On Monday 12th of July all Planet 4 sites went down due to an unusual traffic load. 

Forensic:

Ingress controller (Traefik) was not set to scale 

Strengthen protection against automated queries in Cloudflare (set by Loïc)

Longer term action to be taken to prevent it to happen again :

  • Process to switch from Traefik to Nginx as ingress controller is already planned
    • this is pending some action on planification 
  • Set auto scaling on ingress controller

Post Incident Actions – Sprint 87

Incident description

P4 went down due to an unusual traffic load. 

Ingress Control process (Traefik) runs out of memory due to load.

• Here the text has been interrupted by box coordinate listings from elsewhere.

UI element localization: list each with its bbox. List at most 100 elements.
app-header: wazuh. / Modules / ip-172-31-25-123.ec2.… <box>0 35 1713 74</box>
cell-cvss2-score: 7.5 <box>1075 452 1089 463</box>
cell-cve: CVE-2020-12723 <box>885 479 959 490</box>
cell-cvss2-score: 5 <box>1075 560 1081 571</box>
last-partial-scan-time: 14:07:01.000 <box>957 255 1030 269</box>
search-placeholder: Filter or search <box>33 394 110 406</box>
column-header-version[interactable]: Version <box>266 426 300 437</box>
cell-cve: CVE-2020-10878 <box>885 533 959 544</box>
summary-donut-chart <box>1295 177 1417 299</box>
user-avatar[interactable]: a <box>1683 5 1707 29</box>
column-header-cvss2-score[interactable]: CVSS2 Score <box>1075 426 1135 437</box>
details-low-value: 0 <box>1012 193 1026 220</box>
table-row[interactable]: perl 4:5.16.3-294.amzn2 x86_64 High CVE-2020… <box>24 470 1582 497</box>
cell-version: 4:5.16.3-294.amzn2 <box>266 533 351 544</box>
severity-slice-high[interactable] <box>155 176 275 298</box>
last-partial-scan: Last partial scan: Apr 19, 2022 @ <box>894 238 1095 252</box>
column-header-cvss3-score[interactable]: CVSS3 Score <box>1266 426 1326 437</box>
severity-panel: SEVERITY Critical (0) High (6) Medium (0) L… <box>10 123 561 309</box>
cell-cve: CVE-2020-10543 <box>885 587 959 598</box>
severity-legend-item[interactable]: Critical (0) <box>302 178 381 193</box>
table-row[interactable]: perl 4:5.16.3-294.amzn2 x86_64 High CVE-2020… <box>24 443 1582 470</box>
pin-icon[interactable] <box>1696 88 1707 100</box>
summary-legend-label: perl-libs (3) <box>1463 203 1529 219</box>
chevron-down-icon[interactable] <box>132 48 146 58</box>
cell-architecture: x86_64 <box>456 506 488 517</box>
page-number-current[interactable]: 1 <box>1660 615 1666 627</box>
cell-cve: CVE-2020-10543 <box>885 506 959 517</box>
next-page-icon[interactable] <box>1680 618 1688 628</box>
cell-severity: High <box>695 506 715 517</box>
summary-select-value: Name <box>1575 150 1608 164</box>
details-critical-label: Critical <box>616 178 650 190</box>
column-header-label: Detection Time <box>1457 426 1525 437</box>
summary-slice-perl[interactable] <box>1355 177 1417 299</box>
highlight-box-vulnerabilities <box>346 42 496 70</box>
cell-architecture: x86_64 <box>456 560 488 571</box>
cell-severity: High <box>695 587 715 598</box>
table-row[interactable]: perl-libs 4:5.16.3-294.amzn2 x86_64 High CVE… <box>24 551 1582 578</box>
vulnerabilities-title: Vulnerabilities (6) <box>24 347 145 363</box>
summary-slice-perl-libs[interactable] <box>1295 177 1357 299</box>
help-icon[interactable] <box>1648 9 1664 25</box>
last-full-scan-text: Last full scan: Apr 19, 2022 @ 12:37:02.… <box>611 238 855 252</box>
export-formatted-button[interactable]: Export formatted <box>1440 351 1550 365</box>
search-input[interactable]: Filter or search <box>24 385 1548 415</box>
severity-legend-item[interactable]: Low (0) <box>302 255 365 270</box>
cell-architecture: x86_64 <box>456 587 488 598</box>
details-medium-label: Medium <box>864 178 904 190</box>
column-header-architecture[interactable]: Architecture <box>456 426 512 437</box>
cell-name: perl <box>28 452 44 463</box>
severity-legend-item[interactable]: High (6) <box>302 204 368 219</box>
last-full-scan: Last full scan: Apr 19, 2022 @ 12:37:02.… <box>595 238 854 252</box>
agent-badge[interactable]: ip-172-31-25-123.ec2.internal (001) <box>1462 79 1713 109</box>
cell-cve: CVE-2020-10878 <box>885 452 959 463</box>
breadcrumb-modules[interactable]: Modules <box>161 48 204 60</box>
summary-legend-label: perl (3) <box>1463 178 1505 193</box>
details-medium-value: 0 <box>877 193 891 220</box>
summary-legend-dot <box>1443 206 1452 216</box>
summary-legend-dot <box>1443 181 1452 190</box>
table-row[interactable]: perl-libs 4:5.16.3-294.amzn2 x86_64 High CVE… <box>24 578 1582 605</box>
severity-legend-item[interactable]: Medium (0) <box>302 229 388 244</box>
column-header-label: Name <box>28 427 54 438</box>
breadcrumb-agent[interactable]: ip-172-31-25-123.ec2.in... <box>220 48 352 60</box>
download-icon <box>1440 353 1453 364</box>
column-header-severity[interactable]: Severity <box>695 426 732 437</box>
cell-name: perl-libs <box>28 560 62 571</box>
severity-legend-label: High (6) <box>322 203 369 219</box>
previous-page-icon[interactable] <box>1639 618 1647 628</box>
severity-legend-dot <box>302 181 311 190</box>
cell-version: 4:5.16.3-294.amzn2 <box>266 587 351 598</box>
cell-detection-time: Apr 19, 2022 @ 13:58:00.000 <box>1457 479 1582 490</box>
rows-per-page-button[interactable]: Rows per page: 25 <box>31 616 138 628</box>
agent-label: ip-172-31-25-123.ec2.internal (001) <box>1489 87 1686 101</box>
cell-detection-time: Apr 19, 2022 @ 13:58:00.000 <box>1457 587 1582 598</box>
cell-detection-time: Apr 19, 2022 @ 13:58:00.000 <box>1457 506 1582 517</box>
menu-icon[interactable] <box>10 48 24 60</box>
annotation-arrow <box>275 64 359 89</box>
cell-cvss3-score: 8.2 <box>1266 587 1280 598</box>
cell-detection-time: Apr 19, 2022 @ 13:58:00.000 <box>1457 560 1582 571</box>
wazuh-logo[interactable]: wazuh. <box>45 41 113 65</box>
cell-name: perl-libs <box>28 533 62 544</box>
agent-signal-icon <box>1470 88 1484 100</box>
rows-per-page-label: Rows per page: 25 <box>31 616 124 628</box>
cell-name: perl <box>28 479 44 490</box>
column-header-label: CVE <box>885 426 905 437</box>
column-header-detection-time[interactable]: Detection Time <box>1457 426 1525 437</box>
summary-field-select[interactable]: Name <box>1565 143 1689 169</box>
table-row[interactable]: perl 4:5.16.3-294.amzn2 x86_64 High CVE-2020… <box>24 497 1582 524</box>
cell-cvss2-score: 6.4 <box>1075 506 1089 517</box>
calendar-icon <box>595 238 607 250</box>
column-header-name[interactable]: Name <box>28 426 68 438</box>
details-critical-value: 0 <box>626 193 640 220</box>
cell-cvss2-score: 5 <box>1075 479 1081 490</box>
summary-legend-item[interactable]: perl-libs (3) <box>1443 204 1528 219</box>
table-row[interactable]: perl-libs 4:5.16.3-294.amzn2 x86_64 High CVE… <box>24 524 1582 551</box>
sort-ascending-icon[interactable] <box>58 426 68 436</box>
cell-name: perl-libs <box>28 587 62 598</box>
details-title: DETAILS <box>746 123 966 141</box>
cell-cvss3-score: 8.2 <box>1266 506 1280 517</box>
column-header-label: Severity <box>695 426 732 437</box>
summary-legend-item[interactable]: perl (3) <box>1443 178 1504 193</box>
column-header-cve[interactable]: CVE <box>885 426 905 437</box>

Expected behavior when fixed

P4 up and running. 

Traffic load back to normal. 


SLO

Not currently applicable for this incident


Communication 

Audience : IT-Announcement, web-folks

Last communication : 12 July 2021 – 12:40 UTC

Issue resolved


Minutes

12 July 2021 – 9:20 am UTC

Communication : Currently experiencing problems with our P4 cluster, we are working to resolve this issue ASAP. This affects all our P4 sites. We are upping resources now to our Traefik deployment to sort this out.

12 July 2021 – 9:30 UTC 

Action :  upped the pods running the traefik service from 3 to 5, will change the max RAM per pod to 1GB from 512mb and continue to monitor the problem.

12 July 2021 – 12:40 UTC

Communication : P4 is back up. 

It was down from 11:00 to11:08 for a total of 8 minutes. 

We upped the pods running the traefik service from 3 to 5, will change the max RAM per pod to 1GB from 512mb and continue to monitor the problem.

We received unusually high traffic. We have scaled resources to cope but still have a large number of requests and are looking at mitigation.